August 7th – December 13th

Four months this time, then. Whatever.

Firstly, the bad news. For three of those four months, I’ve done nothing on the novel.

Secondly, the good news. I’ve written a sitcom pilot with a mate and submitted it to the BBC.

Thirdly, I’m going to see my careers consultant on Thursday for the first time in months.

Let’s look at each of these points individually for just a moment. I got the novel to a place where I wanted a couple of people to look at it. As I mentioned, the missus read it in August/September (30,000+ words versus 18,000 when I restarted). Whenever she reads my stuff she’s:

(a) Excited because she loves the fact that I’m actually writing (and this in turn is massively gratifying for me).
(b) Analytical. I feel honoured that it takes her longer to read my work than anyone else’s. Ordinarily she’s a scalded cat of a reader, polishing off 300-page roller-coaster novels on short-haul flights and tackling two pages before I’ve finished one if ever we’re reading the same passage in a book. But with mine she takes her time, savours, pauses, re-reads, digests. Because she’s also, in the nicest possible way…
(c) Critical. Would that character really say that? Why does she take that course of action when the other course is far easier? Isn’t that passage a bit derivative (I haven’t read Oliver Twist, OK)? Couldn’t you introduce more observational humour?

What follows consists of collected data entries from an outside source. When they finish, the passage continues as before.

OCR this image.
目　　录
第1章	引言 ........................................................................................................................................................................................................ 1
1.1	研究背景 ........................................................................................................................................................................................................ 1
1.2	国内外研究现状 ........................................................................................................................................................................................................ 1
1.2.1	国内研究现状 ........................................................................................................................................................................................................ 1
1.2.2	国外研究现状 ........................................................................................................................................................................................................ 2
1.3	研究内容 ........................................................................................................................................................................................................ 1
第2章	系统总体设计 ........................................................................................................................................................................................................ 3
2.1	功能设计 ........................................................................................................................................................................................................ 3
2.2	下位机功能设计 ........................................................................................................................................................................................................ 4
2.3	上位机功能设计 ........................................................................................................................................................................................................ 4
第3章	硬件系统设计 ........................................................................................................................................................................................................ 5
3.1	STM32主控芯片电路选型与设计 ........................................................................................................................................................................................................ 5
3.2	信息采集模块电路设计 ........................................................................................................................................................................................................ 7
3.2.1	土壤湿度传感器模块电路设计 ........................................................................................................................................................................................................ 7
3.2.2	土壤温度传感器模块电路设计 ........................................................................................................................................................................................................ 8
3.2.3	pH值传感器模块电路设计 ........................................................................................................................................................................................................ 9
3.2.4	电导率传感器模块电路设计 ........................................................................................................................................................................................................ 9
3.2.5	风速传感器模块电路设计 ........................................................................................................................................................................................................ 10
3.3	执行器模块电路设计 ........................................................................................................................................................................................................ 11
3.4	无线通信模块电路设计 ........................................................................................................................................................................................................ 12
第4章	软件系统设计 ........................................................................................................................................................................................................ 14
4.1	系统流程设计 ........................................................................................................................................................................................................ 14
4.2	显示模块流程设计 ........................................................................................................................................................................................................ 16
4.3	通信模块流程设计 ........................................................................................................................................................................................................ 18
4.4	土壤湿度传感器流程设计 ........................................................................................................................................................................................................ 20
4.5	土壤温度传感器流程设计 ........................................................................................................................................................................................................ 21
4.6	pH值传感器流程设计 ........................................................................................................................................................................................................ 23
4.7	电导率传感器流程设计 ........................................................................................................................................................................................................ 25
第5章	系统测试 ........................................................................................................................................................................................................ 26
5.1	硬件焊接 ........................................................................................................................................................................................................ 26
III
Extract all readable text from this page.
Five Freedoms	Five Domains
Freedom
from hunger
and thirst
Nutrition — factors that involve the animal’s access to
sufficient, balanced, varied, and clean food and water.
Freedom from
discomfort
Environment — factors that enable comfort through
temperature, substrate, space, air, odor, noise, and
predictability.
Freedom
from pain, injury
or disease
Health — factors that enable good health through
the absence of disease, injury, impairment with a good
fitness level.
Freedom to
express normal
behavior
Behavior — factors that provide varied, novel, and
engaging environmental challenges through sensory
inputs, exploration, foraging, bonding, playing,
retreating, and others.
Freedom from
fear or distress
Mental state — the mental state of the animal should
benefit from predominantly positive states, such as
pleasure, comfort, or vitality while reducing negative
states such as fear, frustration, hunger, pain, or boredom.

I’m sure I’ll get better at not looking hurt or appearing defensive when she makes suggestions. Just might take a bit of time, that’s all. Alright, I’m promising nothing. Fact is, though, that I combed through the entire manuscript, making many (but not all) of the changes she suggested. That done, I forwarded it to my careers consultant.

Now, the sitcom. An article appeared over the summer in which BBC1’s Controller Danny Cohen made a plea for more scripts. Again, my wife was encouraging and, after an initial period of resistance from me (I have a novel to finish, don’t you know?), I decided to give it a bash with an old mate of mine. Said mate and I have a rich pedigree in BBC comedy. Who could forget Religious Fundamentalist Wrestling on BBC3’s New Comedy Talent? What’s that? You’ve never heard of it? Philistines.

Anyway, our sitcom is called Clever, Bitter, Middle-Aged. What to say about it? Well, it centres around three frustrated 40-year-olds, each of whom wants to escape the drudgery of his life. It’s full of swearing. And it features a healthy dollop of toilet- and poo-related humour. And the main thing is it was enormous fun to write. We’ve submitted it to the BBC and have been promised a response within….four months.

Finally, my careers consultant. I feel awful for having put her off for the last couple of months but, as she says, as long as I’m writing that’s the main thing. Now to explain to her the shifting sands of my recent writing and the attendant delay in the next stage of my novel.